1.Al / Si casting alloy with (in% by weight) Zn: 4 - 5%, Mg: 0.3 - 0.5%, Fe: 0.2 - 0.6%, Mn: 0.15 - 0.45%, optionally Cu in contents of 0.1 - 0.5%, the rest aluminum, silicon and inevitable impurities due to the manufacturing process.

2. Al / Si casting alloy according to claim 1, d a d u r c h g e k e n n z e i c h n e t, because it contains 0.3 - 0.4 wt .-% magnesium.

3. Al / Si casting alloy according to one of the preceding claims, that the copper content is at least 0.3% by weight.

4. A method for producing light metal castings, in which the following working steps are carried out: a) casting an Al / Si melt, which is composed according to one of the preceding claims, into a casting; b) solution annealing followed by controlled cooling of the casting; c) carrying out an aging treatment of the solution-annealed and cooled cast part, comprising cl) holding the cast part at room temperature for a holding time; c.2) subsequent controlled heating of the cast part to an aging temperature of 150-240 ° C with a heating rate of at most 1200 K / h, c.3) holding the cast part at the aging temperature for at least 2 hours, c.4) cooling of the aging-treated cast part ,

5. The method of claim 4, d a d u r c h g e k e n n z e i c h n e t, that the holding time is one to five days.

6. The method according to any one of claims 4 or 5, characterized in that the casting is heated during the solution annealing to a solution annealing temperature of 430 ° C to 540 ° C.

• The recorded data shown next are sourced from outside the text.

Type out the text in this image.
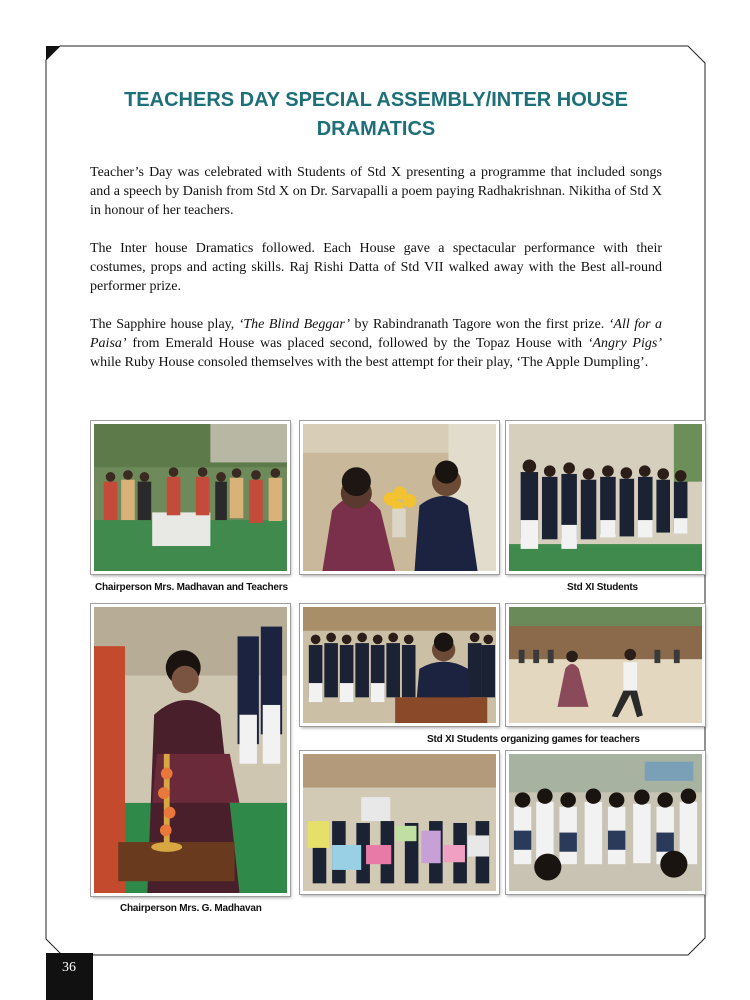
TEACHERS DAY SPECIAL ASSEMBLY/INTER HOUSE DRAMATICS

Teacher’s Day was celebrated with Students of Std X presenting a programme that included songs and a speech by Danish from Std X on Dr. Sarvapalli a poem paying Radhakrishnan. Nikitha of Std X in honour of her teachers.

The Inter house Dramatics followed. Each House gave a spectacular performance with their costumes, props and acting skills. Raj Rishi Datta of Std VII walked away with the Best all-round performer prize.

The Sapphire house play, ‘The Blind Beggar’ by Rabindranath Tagore won the first prize. ‘All for a Paisa’ from Emerald House was placed second, followed by the Topaz House with ‘Angry Pigs’ while Ruby House consoled themselves with the best attempt for their play, ‘The Apple Dumpling’.

Chairperson Mrs. Madhavan and Teachers	Std XI Students
Std XI Students organizing games for teachers
Chairperson Mrs. G. Madhavan
36
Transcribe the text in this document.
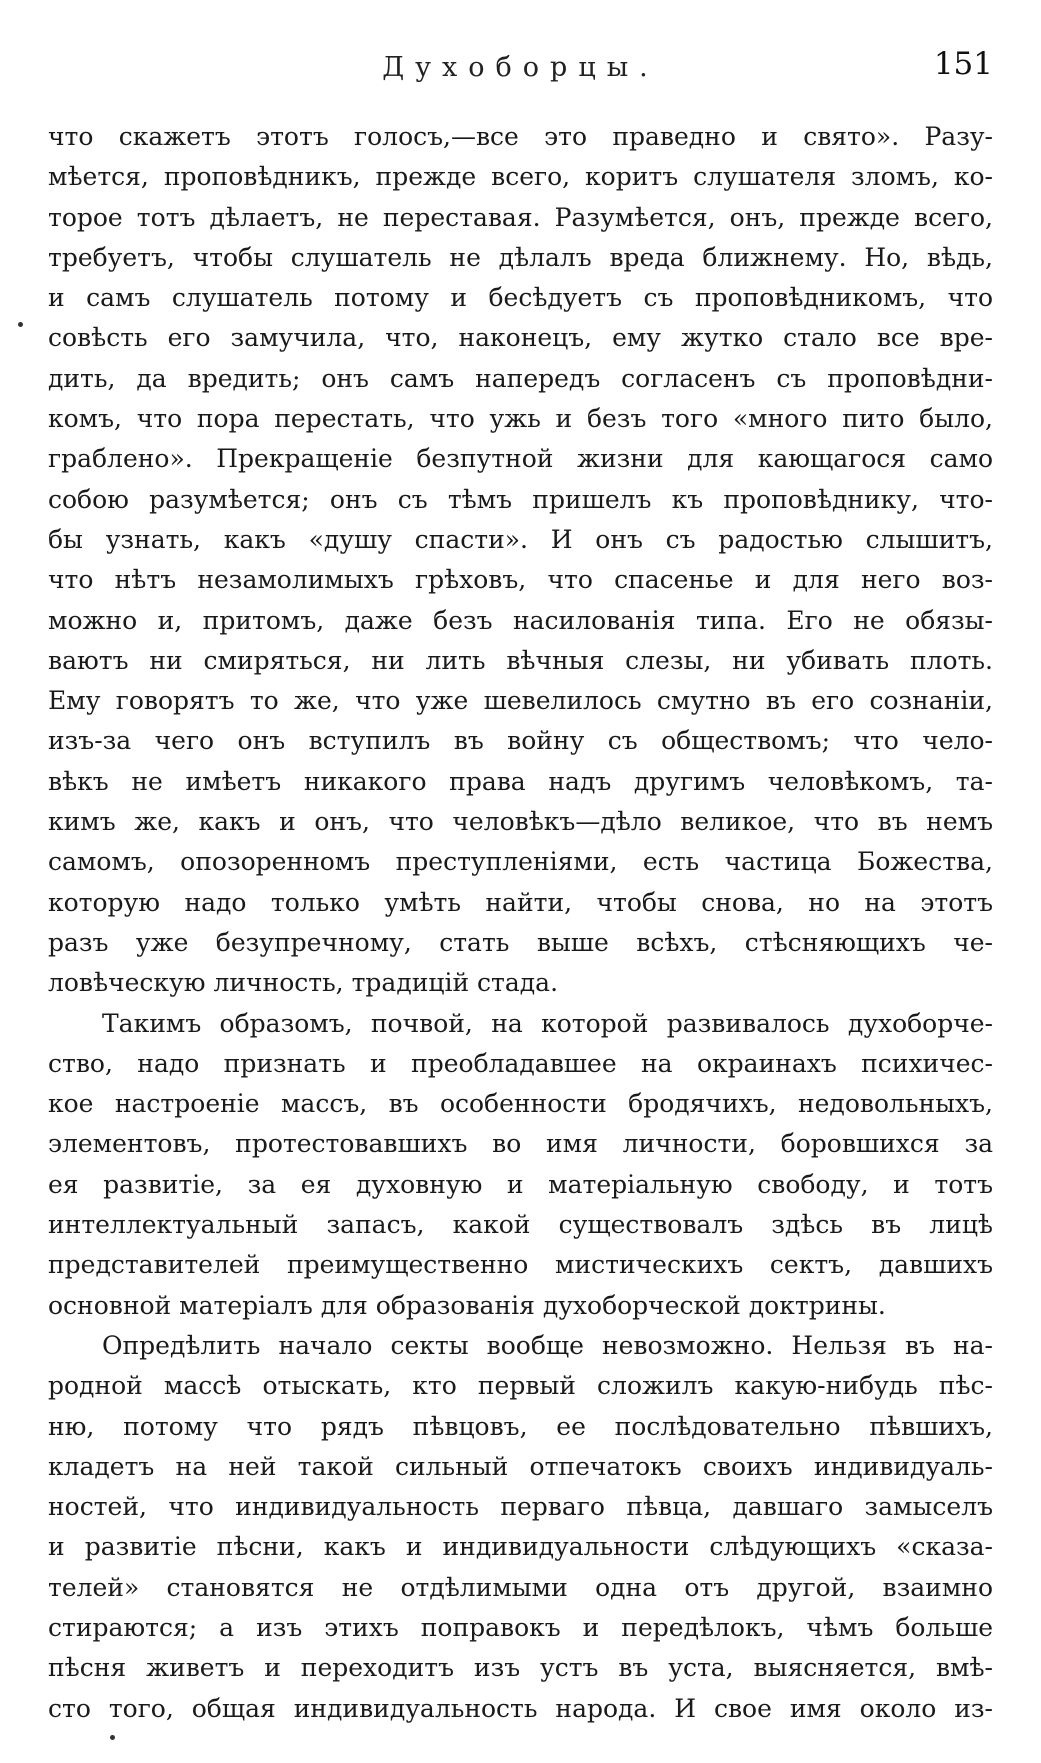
Духоборцы.	151
что скажетъ этотъ голосъ,—все это праведно и свято». Разу-
мѣется, проповѣдникъ, прежде всего, коритъ слушателя зломъ, ко-
торое тотъ дѣлаетъ, не переставая. Разумѣется, онъ, прежде всего,
требуетъ, чтобы слушатель не дѣлалъ вреда ближнему. Но, вѣдь,
и самъ слушатель потому и бесѣдуетъ съ проповѣдникомъ, что
совѣсть его замучила, что, наконецъ, ему жутко стало все вре-
дить, да вредить; онъ самъ напередъ согласенъ съ проповѣдни-
комъ, что пора перестать, что ужь и безъ того «много пито было,
граблено». Прекращеніе безпутной жизни для кающагося само
собою разумѣется; онъ съ тѣмъ пришелъ къ проповѣднику, что-
бы узнать, какъ «душу спасти». И онъ съ радостью слышитъ,
что нѣтъ незамолимыхъ грѣховъ, что спасенье и для него воз-
можно и, притомъ, даже безъ насилованія типа. Его не обязы-
ваютъ ни смиряться, ни лить вѣчныя слезы, ни убивать плоть.
Ему говорятъ то же, что уже шевелилось смутно въ его сознаніи,
изъ-за чего онъ вступилъ въ войну съ обществомъ; что чело-
вѣкъ не имѣетъ никакого права надъ другимъ человѣкомъ, та-
кимъ же, какъ и онъ, что человѣкъ—дѣло великое, что въ немъ
самомъ, опозоренномъ преступленіями, есть частица Божества,
которую надо только умѣть найти, чтобы снова, но на этотъ
разъ уже безупречному, стать выше всѣхъ, стѣсняющихъ че-
ловѣческую личность, традицій стада.
Такимъ образомъ, почвой, на которой развивалось духоборче-
ство, надо признать и преобладавшее на окраинахъ психичес-
кое настроеніе массъ, въ особенности бродячихъ, недовольныхъ,
элементовъ, протестовавшихъ во имя личности, боровшихся за
ея развитіе, за ея духовную и матеріальную свободу, и тотъ
интеллектуальный запасъ, какой существовалъ здѣсь въ лицѣ
представителей преимущественно мистическихъ сектъ, давшихъ
основной матеріалъ для образованія духоборческой доктрины.
Опредѣлить начало секты вообще невозможно. Нельзя въ на-
родной массѣ отыскать, кто первый сложилъ какую-нибудь пѣс-
ню, потому что рядъ пѣвцовъ, ее послѣдовательно пѣвшихъ,
кладетъ на ней такой сильный отпечатокъ своихъ индивидуаль-
ностей, что индивидуальность перваго пѣвца, давшаго замыселъ
и развитіе пѣсни, какъ и индивидуальности слѣдующихъ «сказа-
телей» становятся не отдѣлимыми одна отъ другой, взаимно
стираются; а изъ этихъ поправокъ и передѣлокъ, чѣмъ больше
пѣсня живетъ и переходитъ изъ устъ въ уста, выясняется, вмѣ-
сто того, общая индивидуальность народа. И свое имя около из-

7. The method of claim 6, d a d u r c h g e k e n n z e i c h n e t, that the cast part is heated during solution annealing to a solution annealing temperature of 470 ° C to 540 ° C.

8. The method according to any one of claims 4 to 7, d a d u r c h g e k e n n z e i c h n e t, that the aging temperature is 160 ° C to 220 ° C.

9. The method according to any one of claims 4 to 8, d a d u r c h g e k e n n z e i c h n e t, that the heating rate is 400 ° C / h to 1200 ° C / h.

10. The method of claim 9, d a d u r c h g e k e n n z e i c h n e t, that the heating rate is about 800 ° C / h.

11. The method according to any one of claims 4 to 10, d a d u r c h g e k e n n z e i c h n e t, that the cast part is held for a holding time at a holding temperature of 90 ° C - 110 ° C during the heating to the aging temperature.